Nodex wraps your initial data in a NodexState object. It exposes get, set, and update while keeping internal execution fields (_trace, _retry_count, _current_node) hidden from your node logic.

# Read a value (with optional default)
query = state.get("query", "fallback")

# Set a single value
state.set("answer", "42")

# Merge multiple values at once
state.update({
    "answer": "42",
    "confidence": 0.9,
})
# Protected internal keys
# — do NOT read or write these
# directly from node functions:
#
#   state._current_node
#   state._trace
#   state._retry_count
#
# Nodex manages them automatically.

The return value of each node is automatically merged into state before the next node runs. You do not need to call state.update() yourself — just return a dictionary.

Middleware

Wrap every node with a shared chain

Middleware is the right place for logging, auth checks, metrics, and shared policy. Each middleware receives the current state and a next_node callable — call it to continue execution.

@app.middleware
def logger(state, next_node):
    print(f"[start] {state._current_node}")
    result = next_node(state)
    print(f"[done]  {state._current_node}")
    return result

Multiple middleware functions run in registration order. See the Middleware guide for advanced patterns including auth, metrics, and chaining.

Retries

Keep retry behavior near the node

Use retry for transient failures and on_fail to name a fallback node. When retries are exhausted and no fallback is set, Nodex raises NodexNodeError.
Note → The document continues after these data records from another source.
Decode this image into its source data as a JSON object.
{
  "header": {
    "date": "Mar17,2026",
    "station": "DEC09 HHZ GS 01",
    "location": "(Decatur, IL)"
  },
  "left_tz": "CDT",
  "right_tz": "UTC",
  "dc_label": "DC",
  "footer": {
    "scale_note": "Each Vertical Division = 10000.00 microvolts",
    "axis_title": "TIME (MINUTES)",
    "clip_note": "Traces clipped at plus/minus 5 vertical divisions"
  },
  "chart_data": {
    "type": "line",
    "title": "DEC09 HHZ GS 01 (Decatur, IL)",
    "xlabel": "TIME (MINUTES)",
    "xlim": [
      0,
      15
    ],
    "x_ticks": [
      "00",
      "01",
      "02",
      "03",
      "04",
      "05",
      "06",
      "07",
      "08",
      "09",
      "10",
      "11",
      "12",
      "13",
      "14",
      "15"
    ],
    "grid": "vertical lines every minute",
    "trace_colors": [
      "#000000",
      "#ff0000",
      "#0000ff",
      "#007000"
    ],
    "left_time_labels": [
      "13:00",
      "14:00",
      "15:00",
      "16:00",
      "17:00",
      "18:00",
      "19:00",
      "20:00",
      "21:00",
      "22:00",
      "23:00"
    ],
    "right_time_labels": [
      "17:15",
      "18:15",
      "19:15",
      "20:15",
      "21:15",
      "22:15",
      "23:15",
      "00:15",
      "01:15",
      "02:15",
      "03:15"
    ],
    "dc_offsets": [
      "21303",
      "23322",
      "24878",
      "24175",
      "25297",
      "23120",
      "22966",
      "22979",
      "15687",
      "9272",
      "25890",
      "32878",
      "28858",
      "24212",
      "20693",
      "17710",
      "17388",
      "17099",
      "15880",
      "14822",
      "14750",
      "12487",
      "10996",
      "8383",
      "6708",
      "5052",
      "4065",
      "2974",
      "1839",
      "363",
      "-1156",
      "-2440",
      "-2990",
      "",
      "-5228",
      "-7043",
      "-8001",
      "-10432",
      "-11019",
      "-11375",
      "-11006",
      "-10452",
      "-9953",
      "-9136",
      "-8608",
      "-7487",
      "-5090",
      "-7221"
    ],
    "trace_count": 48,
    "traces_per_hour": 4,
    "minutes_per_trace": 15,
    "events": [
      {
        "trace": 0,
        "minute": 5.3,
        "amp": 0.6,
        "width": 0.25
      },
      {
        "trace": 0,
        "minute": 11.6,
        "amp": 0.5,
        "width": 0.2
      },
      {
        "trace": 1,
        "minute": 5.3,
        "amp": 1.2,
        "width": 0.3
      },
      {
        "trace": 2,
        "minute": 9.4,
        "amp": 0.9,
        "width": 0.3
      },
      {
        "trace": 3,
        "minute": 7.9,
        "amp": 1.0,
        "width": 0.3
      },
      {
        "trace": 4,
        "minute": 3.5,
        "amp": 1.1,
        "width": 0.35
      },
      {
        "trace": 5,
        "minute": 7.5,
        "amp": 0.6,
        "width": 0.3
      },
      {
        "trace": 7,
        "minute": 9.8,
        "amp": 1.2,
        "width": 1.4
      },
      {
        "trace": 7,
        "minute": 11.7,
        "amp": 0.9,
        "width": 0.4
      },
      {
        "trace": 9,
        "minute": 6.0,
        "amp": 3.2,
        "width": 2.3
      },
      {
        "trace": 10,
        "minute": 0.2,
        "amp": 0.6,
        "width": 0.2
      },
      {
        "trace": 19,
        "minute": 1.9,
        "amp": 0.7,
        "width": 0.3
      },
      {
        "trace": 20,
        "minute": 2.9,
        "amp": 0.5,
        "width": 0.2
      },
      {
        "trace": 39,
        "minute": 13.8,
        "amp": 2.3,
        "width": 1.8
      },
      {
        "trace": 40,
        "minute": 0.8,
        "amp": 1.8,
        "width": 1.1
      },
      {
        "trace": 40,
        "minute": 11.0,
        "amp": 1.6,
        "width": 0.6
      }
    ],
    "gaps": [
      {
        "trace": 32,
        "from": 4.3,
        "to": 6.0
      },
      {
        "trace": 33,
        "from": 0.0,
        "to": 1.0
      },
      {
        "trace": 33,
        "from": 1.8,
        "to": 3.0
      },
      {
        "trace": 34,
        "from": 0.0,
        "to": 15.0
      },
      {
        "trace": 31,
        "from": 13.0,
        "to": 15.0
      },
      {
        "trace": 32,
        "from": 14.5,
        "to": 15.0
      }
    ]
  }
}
@app.node(next="writer", retry=2, on_fail="fallback_research")
def research(state):
    return {"notes": call_model(state.get("query"))}

@app.node(next="writer")
def fallback_research(state):
    return {"notes": "Could not reach model — using cached notes."}
on_fail values Use "raise" (default) to propagate the error, "skip" to continue without running this node, or a node name to jump to a fallback.

Routing

Branch the graph based on state

Use @app.route when the next step depends on the output of the current node. The condition is evaluated after the node returns.

@app.node()
@app.route(
    condition=lambda state: state.get("confidence", 0) > 0.8,
    if_true="publish",
    if_false="review",
)
def writer(state):
    return {"draft": "content here", "confidence": 0.92}

@app.node(next="end")
def publish(state):
    return {"status": "published"}

@app.node(next="end")
def review(state):
    return {"status": "needs_review"}

Tracing

Read what ran after each execution

app.run() always prints a coloured terminal summary and returns an ExecutionTrace object you can inspect programmatically.

trace = app.run({"query": "AI trends"})

print(trace.success)        # True
print(trace.total_duration) # 0.48 (seconds)
print(trace.total_tokens)   # 237
print(trace.total_cost)     # 0.0005

# Inspect per-node results
for r in trace.results:
    print(r.node_name, r.status, r.duration)
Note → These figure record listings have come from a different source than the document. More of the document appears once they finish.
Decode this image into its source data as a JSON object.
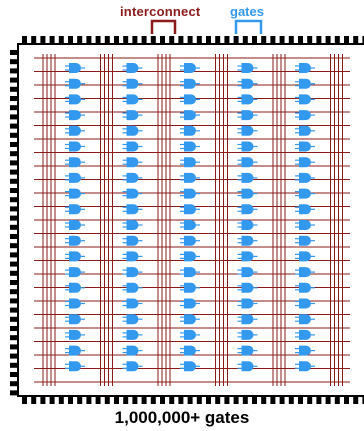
{
  "labels": {
    "interconnect": "interconnect",
    "gates": "gates",
    "caption": "1,000,000+ gates"
  },
  "colors": {
    "interconnect": "#8b1a1a",
    "gates": "#3399ee",
    "chip_border": "#000000",
    "caption": "#000000"
  },
  "grid": {
    "gate_columns": 5,
    "gate_rows": 20,
    "wire_bundle_count": 6,
    "wires_per_bundle": 4,
    "horizontal_wire_count": 25
  }
}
The API reference lists all fields on ExecutionTrace and NodeResult.

Human review

Pause before continuing

Set human_review=True on a node to ask for terminal approval before the graph moves to the next node. The agent will print the current state and wait for y / n.

@app.node(next="publish", human_review=True)
def review(state):
    # Nodex will pause here and ask for approval in the terminal
    return {"approved_content": state.get("draft")}
Use case Human review is useful for agents that generate content or take actions with real-world consequences, where you want a human checkpoint before proceeding.